Nous sommes restés dans la même école jusqu’en classe de CM2, sans nous côtoyer pour autant. Au collège, nos chemins se sont séparés mais nous avons souvent été emmenés à nous croiser puisque nos parents habitent toujours le même quartier. À l’adolescence, nous sommes, ni plus ni moins, devenus de bons potes. Avec le temps, j’ai découvert qu’il était un garçon adorable et doux. Il est tout de même resté très travailleur.

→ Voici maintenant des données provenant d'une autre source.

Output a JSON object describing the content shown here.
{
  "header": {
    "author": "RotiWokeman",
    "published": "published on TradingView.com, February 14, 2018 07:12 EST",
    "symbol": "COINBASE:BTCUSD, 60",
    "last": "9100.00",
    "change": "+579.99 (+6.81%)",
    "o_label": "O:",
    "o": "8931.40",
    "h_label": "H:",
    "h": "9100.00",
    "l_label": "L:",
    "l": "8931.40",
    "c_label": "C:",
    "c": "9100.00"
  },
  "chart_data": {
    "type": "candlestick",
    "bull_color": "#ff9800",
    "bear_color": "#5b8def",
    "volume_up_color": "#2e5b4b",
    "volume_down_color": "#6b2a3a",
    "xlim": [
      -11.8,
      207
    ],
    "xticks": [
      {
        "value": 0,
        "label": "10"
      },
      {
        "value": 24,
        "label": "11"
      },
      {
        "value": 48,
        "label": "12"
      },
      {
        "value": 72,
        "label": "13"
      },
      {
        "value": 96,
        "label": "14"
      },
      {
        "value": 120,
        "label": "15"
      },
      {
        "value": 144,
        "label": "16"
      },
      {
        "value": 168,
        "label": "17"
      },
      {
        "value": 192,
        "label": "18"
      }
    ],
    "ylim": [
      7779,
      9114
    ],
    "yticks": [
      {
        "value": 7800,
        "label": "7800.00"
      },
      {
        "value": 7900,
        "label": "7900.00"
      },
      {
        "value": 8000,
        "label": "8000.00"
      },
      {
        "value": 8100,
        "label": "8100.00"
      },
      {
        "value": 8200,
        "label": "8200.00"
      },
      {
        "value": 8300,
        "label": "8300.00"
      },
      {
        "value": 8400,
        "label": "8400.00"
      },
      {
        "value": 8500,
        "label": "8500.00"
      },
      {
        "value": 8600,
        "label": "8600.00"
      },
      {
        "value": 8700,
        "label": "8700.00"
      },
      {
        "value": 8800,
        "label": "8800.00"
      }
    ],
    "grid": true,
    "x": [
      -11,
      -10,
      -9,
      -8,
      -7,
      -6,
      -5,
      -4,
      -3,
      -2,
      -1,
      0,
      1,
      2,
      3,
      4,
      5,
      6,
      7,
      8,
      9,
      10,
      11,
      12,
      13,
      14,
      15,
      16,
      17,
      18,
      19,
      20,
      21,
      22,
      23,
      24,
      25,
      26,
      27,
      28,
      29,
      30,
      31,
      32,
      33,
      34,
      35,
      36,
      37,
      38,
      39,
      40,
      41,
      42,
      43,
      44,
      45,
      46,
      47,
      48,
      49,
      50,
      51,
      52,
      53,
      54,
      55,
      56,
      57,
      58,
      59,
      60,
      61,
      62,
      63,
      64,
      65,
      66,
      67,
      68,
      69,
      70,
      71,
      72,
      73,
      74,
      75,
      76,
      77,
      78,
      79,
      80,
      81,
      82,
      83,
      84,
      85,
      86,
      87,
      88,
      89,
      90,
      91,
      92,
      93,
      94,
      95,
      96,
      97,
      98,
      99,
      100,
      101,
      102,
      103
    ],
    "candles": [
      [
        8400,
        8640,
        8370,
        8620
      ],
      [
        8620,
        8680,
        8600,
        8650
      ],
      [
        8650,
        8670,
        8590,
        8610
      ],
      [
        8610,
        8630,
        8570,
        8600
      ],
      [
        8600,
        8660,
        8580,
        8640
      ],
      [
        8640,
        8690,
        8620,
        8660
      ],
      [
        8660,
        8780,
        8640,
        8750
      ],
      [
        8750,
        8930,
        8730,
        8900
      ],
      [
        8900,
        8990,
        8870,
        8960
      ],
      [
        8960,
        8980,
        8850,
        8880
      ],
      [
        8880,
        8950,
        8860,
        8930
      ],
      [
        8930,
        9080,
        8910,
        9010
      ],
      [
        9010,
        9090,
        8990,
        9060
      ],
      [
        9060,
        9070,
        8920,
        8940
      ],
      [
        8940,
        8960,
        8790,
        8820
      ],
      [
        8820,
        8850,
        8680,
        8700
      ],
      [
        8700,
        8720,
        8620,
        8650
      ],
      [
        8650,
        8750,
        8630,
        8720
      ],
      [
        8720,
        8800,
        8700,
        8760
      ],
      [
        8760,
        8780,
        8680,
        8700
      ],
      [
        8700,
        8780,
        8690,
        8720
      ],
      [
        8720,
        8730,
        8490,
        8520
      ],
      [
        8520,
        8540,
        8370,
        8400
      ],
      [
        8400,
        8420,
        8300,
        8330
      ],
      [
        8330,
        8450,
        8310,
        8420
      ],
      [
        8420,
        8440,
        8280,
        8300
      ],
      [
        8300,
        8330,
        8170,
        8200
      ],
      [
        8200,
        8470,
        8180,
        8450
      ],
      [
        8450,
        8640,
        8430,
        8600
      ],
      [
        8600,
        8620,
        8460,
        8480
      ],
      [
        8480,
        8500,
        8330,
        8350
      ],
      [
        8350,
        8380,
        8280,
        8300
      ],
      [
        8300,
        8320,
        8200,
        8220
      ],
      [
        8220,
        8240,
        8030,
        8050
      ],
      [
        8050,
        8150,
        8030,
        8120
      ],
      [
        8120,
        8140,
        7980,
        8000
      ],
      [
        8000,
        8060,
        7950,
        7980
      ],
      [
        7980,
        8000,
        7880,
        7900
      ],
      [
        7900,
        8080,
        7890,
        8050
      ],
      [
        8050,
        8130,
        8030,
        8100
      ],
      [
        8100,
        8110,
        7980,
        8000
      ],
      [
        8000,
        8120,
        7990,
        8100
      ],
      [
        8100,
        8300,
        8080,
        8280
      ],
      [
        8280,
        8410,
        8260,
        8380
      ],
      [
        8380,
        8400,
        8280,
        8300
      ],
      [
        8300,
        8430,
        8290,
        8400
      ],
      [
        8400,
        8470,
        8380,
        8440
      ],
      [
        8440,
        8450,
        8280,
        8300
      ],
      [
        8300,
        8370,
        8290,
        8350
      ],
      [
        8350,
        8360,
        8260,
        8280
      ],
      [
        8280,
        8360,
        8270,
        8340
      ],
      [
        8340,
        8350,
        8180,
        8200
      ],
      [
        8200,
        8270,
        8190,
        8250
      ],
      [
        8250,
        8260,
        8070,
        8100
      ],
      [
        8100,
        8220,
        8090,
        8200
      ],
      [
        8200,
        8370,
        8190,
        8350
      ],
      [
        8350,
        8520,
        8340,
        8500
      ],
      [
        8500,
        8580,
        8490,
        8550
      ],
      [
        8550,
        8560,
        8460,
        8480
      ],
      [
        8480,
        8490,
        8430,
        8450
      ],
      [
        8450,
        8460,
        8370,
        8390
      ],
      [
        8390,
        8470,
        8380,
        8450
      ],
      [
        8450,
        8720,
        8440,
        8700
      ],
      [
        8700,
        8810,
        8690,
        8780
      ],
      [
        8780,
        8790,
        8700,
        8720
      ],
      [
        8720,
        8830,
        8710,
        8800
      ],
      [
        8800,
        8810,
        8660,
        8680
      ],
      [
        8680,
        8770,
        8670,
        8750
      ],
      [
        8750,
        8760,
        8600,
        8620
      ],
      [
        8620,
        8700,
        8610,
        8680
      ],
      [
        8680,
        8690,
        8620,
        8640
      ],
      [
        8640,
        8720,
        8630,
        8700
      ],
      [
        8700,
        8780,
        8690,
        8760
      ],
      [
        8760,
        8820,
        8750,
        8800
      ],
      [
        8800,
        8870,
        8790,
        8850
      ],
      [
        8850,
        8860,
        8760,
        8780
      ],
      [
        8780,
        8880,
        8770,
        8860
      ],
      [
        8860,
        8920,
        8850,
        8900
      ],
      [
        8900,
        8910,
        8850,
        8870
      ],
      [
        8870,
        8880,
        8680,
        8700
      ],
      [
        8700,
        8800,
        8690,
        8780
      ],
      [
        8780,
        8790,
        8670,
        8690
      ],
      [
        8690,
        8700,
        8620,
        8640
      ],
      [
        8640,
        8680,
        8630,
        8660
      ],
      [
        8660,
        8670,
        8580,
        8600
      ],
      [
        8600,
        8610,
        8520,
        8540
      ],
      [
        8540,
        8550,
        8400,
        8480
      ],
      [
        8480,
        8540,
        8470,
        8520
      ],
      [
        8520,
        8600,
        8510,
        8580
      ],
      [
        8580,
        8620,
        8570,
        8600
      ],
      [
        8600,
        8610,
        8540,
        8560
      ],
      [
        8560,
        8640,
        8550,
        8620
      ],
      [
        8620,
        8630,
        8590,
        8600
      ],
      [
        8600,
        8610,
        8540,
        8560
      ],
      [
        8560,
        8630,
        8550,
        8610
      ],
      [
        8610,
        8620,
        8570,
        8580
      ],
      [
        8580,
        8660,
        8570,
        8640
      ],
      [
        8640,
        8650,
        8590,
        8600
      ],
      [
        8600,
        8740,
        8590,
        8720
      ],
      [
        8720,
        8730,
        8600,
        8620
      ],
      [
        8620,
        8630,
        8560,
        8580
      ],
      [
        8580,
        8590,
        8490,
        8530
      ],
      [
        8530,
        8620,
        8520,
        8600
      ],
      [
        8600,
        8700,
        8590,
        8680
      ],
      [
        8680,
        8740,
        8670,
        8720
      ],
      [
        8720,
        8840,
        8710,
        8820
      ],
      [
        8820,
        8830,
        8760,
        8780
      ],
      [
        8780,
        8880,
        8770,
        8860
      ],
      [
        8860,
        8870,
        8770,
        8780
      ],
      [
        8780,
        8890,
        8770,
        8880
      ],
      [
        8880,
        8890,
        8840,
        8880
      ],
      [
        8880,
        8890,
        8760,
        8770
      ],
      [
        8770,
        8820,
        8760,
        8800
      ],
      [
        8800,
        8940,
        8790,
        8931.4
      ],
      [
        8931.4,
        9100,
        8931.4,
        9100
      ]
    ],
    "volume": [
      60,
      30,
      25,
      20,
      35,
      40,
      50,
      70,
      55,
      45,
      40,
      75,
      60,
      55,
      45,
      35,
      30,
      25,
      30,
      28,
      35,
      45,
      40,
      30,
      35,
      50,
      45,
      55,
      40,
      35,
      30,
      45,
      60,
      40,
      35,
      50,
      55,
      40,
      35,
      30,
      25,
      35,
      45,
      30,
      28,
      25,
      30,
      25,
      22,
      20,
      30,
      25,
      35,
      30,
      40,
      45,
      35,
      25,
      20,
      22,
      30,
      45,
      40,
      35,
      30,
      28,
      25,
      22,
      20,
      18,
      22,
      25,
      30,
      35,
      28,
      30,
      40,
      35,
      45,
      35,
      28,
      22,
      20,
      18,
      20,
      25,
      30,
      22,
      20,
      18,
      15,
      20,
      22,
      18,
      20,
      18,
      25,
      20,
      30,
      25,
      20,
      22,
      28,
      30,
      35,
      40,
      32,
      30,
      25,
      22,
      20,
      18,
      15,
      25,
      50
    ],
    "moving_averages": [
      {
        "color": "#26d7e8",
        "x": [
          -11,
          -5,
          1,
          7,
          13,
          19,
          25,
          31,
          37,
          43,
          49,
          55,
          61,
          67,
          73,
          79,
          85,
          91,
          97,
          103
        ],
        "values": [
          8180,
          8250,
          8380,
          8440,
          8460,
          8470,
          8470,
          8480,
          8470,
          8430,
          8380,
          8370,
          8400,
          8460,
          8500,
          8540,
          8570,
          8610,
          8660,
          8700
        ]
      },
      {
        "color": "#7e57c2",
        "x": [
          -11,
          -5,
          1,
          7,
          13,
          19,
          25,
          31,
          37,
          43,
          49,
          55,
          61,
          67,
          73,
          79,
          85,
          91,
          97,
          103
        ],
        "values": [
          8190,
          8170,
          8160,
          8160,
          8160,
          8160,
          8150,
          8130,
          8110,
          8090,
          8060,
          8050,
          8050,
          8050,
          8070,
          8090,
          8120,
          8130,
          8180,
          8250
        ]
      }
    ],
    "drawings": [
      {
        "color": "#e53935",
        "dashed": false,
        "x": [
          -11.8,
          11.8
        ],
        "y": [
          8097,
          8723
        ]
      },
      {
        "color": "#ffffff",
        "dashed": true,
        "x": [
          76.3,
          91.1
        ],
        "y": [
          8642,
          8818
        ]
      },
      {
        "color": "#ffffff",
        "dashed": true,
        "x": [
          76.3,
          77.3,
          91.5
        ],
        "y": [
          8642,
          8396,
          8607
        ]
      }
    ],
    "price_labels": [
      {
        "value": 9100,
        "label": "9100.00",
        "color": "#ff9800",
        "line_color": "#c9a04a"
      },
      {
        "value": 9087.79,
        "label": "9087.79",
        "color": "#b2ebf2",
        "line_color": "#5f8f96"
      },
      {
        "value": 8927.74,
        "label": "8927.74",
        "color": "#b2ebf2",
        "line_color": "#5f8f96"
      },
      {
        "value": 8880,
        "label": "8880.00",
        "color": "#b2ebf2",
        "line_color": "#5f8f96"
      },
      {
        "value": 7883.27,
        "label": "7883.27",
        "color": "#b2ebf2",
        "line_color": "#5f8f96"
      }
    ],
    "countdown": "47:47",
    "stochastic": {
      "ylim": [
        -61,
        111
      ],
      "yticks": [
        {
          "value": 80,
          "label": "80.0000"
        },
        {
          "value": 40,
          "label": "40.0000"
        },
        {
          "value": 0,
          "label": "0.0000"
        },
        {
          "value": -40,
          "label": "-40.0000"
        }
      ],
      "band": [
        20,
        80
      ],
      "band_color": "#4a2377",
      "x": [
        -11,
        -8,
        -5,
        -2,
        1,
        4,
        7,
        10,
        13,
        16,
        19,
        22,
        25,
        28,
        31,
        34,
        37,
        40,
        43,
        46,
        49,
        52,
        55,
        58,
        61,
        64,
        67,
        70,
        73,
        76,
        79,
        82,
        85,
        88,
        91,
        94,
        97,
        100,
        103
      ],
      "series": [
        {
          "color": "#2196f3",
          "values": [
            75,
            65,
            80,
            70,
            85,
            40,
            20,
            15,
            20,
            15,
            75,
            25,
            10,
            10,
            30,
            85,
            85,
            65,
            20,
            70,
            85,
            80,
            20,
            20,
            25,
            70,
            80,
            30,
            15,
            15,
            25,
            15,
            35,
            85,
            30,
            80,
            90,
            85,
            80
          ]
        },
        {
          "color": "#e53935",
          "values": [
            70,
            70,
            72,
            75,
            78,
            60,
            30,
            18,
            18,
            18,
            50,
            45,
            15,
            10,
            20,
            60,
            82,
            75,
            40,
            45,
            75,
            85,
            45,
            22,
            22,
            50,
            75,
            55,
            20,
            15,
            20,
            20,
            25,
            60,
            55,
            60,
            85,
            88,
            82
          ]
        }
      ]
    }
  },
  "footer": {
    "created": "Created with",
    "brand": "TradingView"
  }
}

Aujourd’hui, il est avocat au barreau de Paris.
Comme quoi, rien ne sert de courir car tout arrive à point à qui sait attendre; je m’imaginais à ses côtés en tant que première dame de la république et à présent, je suis la première dame du cœur de mon époux et ça, ça vaut tous les râteaux du monde, même les plus mémorables.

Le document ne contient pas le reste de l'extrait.